Decisões regulatórias e tributárias que afetam empresas e contribuintes também repercutem na rotina dos profissionais da contabilidade. Para acompanhar essas discussões e contribuir com a perspectiva da profissão, o Conselho Federal de Contabilidade (CFC) participou, nesta terça-feira (18), da 10ª Sessão Ordinária da Câmara de Promoção de Segurança Jurídica no Ambiente de Negócios (Sejan), da Advocacia-Geral da União (AGU), em Brasília (DF).
Representando o presidente do CFC, Joaquim Bezerra, o vice-presidente de Governança e Gestão Estratégica, contador Haroldo Santos Filho, acompanhou as discussões dos Comitês Regulatório e Tributário.

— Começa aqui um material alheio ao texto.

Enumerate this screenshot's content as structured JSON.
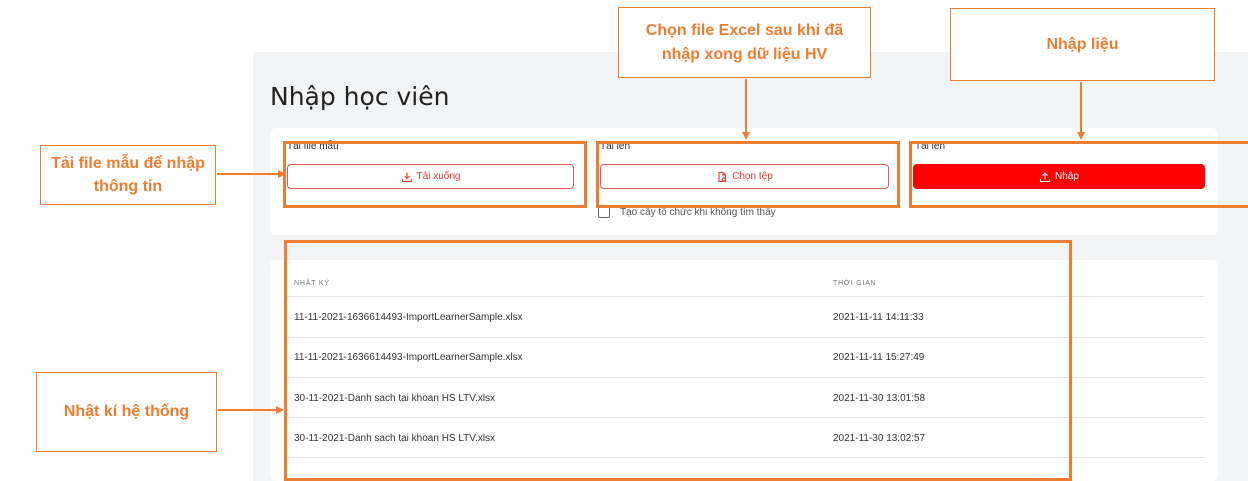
{
  "page": {
    "title": "Nhập học viên"
  },
  "upload": {
    "template": {
      "label": "Tải file mẫu",
      "button": "Tải xuống",
      "icon": "download-icon"
    },
    "choose": {
      "label": "Tải lên",
      "button": "Chọn tệp",
      "icon": "file-icon"
    },
    "import": {
      "label": "Tải lên",
      "button": "Nhập",
      "icon": "upload-icon"
    },
    "checkbox_label": "Tạo cây tổ chức khi không tìm thấy",
    "checkbox_checked": false
  },
  "log_table": {
    "headers": [
      "NHẬT KÝ",
      "THỜI GIAN"
    ],
    "rows": [
      {
        "file": "11-11-2021-1636614493-ImportLearnerSample.xlsx",
        "time": "2021-11-11 14:11:33"
      },
      {
        "file": "11-11-2021-1636614493-ImportLearnerSample.xlsx",
        "time": "2021-11-11 15:27:49"
      },
      {
        "file": "30-11-2021-Danh sach tai khoan HS LTV.xlsx",
        "time": "2021-11-30 13:01:58"
      },
      {
        "file": "30-11-2021-Danh sach tai khoan HS LTV.xlsx",
        "time": "2021-11-30 13:02:57"
      }
    ]
  },
  "annotations": {
    "template_note": "Tải file mẫu để nhập thông tin",
    "choose_note": "Chọn file Excel sau khi đã nhập xong dữ liệu HV",
    "import_note": "Nhập liệu",
    "log_note": "Nhật kí hệ thống",
    "color": "#ed7d31"
  },
  "colors": {
    "primary_red": "#ff0000",
    "outline_red": "#e53935"
  }
}
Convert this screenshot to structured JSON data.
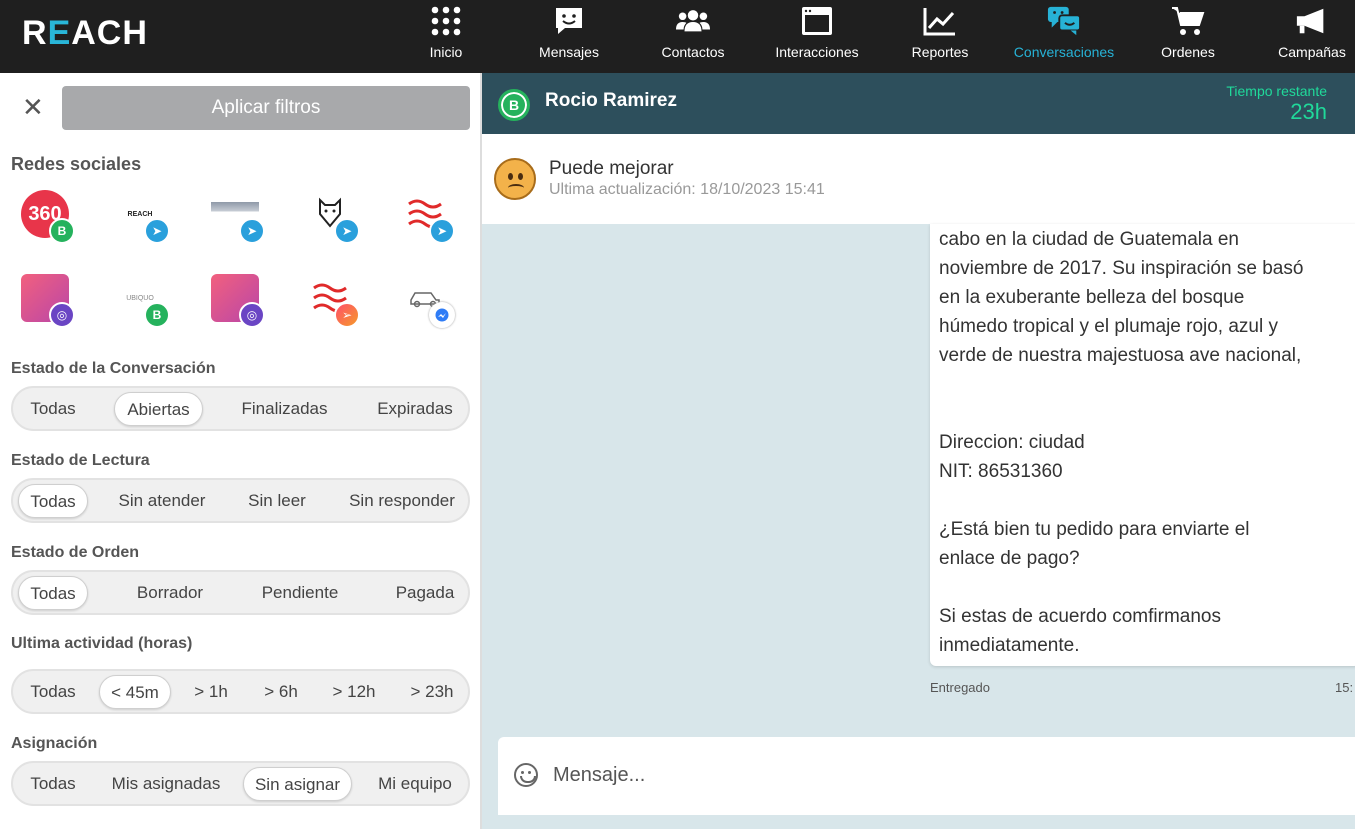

A participação reforça a atuação institucional do CFC em espaços estratégicos de debate sobre temas que podem repercutir diretamente sobre empresas, contribuintes e profissionais da contabilidade. Para Haroldo, estar próximo dessas discussões permite ao CFC compreender antecipadamente possíveis impactos e contribuir com a perspectiva da profissão.
“Considero muito importante o CFC ocupar institucionalmente esses espaços. Grande parte das decisões regulatórias e tributárias discutidas aqui acaba chegando diretamente às empresas e, consequentemente, aos profissionais da contabilidade, que muitas vezes são quem transforma a norma em aplicação prática. Nossa presença permite acompanhar essas discussões mais de perto, antecipar impactos e levar a visão de quem conhece a realidade operacional das empresas e dos contribuintes”, disse.
Construção conjunta
A Sejan é uma iniciativa da AGU voltada ao fortalecimento da segurança jurídica e à melhoria do ambiente de negócios no Brasil. Neste cenário, a participação do CFC precisa ir além do processo de construção das normas, avaliou o vice-presidente. “O CFC não deve apenas acompanhar a norma depois que ela estiver pronta. Precisamos estar próximos dos ambientes em que os problemas estão sendo discutidos e as soluções começam a ser construídas”, afirmou.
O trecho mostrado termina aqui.